Be upfront. “I don’t have time to hold your hand and walk you through it.” Leave them wanting more. It's an old theater trick. Whether they’re asking about their prognosis, or they’re asking where the bathroom is. You are the one with the information. You are the one with the power. Yield it only when you have to, and tell them only enough to get them to the door. You tell them too much, and they get greedy and want more. And pretty soon you’re spending your whole day explaining the pros and cons of eight different kinds of birth control when really you should just be sterilizing any patient who dares even ask you a question.
They want second opinions, let them try. But don’t make it easy. “You can look for other answers, but you’ll only be wasting your time. There are people out there who will tell you anything. There are always going to be people who will prey on your vulnerability and give you the answer you want to hear. They’ll drag you down a path of false hope and wishful thinking, dead ends in the maze of life, until you finally get back to the very same place you’re sitting right now. And we’re just talking about directions to the bathroom, which, as I’ve already said three times, is only for doctors and hospital staff, and we really can’t have you using it.”
People have forgotten that we’re the ones who went to medical school. Ten years ago, would anyone even think of bringing in a printout of a medical study and asking us to look at it? Not a chance. They would accept whatever disease we’ve told them they have, and learned to deal with the consequences. If your doctor didn’t know something, that piece of information simply didn’t exist for you. We can’t know about every new protocol, every new treatment, every new cure. But the way to learn is not from people handing us pieces of the Internet. It’s from drug reps or the natural course of information-sharing. They can’t expect to have every chance to survive. They’re lucky we give them a fraction of the medicine that’s out there. And we can’t let them forget that.

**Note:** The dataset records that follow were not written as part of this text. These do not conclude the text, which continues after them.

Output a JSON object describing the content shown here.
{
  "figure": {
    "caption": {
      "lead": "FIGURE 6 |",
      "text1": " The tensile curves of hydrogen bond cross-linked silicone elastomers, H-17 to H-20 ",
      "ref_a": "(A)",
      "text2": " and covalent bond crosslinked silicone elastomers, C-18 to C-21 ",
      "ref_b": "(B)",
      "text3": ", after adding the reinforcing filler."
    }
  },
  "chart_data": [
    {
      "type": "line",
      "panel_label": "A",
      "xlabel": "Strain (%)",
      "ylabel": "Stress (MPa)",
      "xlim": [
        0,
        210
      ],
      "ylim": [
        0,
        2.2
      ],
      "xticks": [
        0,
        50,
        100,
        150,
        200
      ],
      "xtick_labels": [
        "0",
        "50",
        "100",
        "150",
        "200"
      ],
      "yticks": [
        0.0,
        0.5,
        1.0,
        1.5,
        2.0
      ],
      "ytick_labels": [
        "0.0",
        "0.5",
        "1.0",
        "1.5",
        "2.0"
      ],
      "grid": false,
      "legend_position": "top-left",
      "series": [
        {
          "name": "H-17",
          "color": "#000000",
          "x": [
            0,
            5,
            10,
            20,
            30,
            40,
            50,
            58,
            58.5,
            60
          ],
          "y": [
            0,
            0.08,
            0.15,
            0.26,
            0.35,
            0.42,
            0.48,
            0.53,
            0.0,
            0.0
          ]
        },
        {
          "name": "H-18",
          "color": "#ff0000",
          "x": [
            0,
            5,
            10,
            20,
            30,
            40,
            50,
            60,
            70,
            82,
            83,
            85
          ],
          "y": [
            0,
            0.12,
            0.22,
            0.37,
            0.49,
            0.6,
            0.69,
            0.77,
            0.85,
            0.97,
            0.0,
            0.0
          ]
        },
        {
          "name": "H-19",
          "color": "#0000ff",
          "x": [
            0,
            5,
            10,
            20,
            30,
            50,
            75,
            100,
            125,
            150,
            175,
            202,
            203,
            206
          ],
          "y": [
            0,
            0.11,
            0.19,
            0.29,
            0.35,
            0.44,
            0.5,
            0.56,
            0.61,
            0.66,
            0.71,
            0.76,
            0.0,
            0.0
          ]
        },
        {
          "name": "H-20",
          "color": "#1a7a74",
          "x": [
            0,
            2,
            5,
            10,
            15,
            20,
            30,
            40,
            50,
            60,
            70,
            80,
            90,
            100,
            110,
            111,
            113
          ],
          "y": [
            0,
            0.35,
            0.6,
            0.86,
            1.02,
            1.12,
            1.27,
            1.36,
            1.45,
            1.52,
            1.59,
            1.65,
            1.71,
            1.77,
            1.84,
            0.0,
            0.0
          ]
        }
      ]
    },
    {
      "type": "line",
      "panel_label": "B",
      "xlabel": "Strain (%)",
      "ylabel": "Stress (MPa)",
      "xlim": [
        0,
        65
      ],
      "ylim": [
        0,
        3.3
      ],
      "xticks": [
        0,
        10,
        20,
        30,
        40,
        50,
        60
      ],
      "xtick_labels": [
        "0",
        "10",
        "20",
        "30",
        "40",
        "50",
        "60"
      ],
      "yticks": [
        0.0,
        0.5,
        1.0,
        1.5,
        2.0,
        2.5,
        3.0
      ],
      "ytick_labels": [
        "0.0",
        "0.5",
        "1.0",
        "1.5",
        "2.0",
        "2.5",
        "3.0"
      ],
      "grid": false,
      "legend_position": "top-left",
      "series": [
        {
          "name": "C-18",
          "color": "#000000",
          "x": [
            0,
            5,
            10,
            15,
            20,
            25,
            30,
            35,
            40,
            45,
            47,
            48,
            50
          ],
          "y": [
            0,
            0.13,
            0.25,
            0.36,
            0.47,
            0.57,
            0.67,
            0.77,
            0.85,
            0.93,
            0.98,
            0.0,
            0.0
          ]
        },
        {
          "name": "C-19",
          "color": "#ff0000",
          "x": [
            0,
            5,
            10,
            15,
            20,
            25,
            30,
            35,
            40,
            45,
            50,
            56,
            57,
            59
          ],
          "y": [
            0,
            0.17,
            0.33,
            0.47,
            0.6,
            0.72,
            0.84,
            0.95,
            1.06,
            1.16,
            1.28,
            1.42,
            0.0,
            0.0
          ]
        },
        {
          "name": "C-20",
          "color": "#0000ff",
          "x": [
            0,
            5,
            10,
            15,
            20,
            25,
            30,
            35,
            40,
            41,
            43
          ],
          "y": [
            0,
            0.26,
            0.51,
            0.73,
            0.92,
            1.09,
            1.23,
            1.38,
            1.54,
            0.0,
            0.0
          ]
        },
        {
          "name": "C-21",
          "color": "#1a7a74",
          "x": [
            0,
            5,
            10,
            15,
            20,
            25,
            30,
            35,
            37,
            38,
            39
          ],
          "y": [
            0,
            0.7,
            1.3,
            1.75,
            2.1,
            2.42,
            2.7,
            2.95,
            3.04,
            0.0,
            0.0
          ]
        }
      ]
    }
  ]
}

Don’t admit mistakes. Blame the patient. Pretend you have to leave. Create a distraction. Hide the ball. Instead of dwelling on the cancer, and how you should have seen it on the previous scan except you never even looked at it before it went into the file, berate the patient for having the nerve to keep you waiting. “Why people like you don’t go to the bathroom before you come see me will never make any sense. I kept you in the waiting room for an hour and a half. Surely at some point, it could have crossed your mind that you’d be better off going to the bathroom now than waiting until I’m ready to see you. But, no, let’s waste my valuable time—and the less valuable time of everyone else still sitting in the waiting room. I know, it’s too late for this visit, but maybe you’ll remember next time. If there is a next time. The cancer’s inoperable, and I don’t know how much longer you’ll live. So this may be the only time I see you. Thus my last time to teach you this lesson.
“Although I’ll try to squeeze in another appointment, since your insurance has an unusually high reimbursement rate.”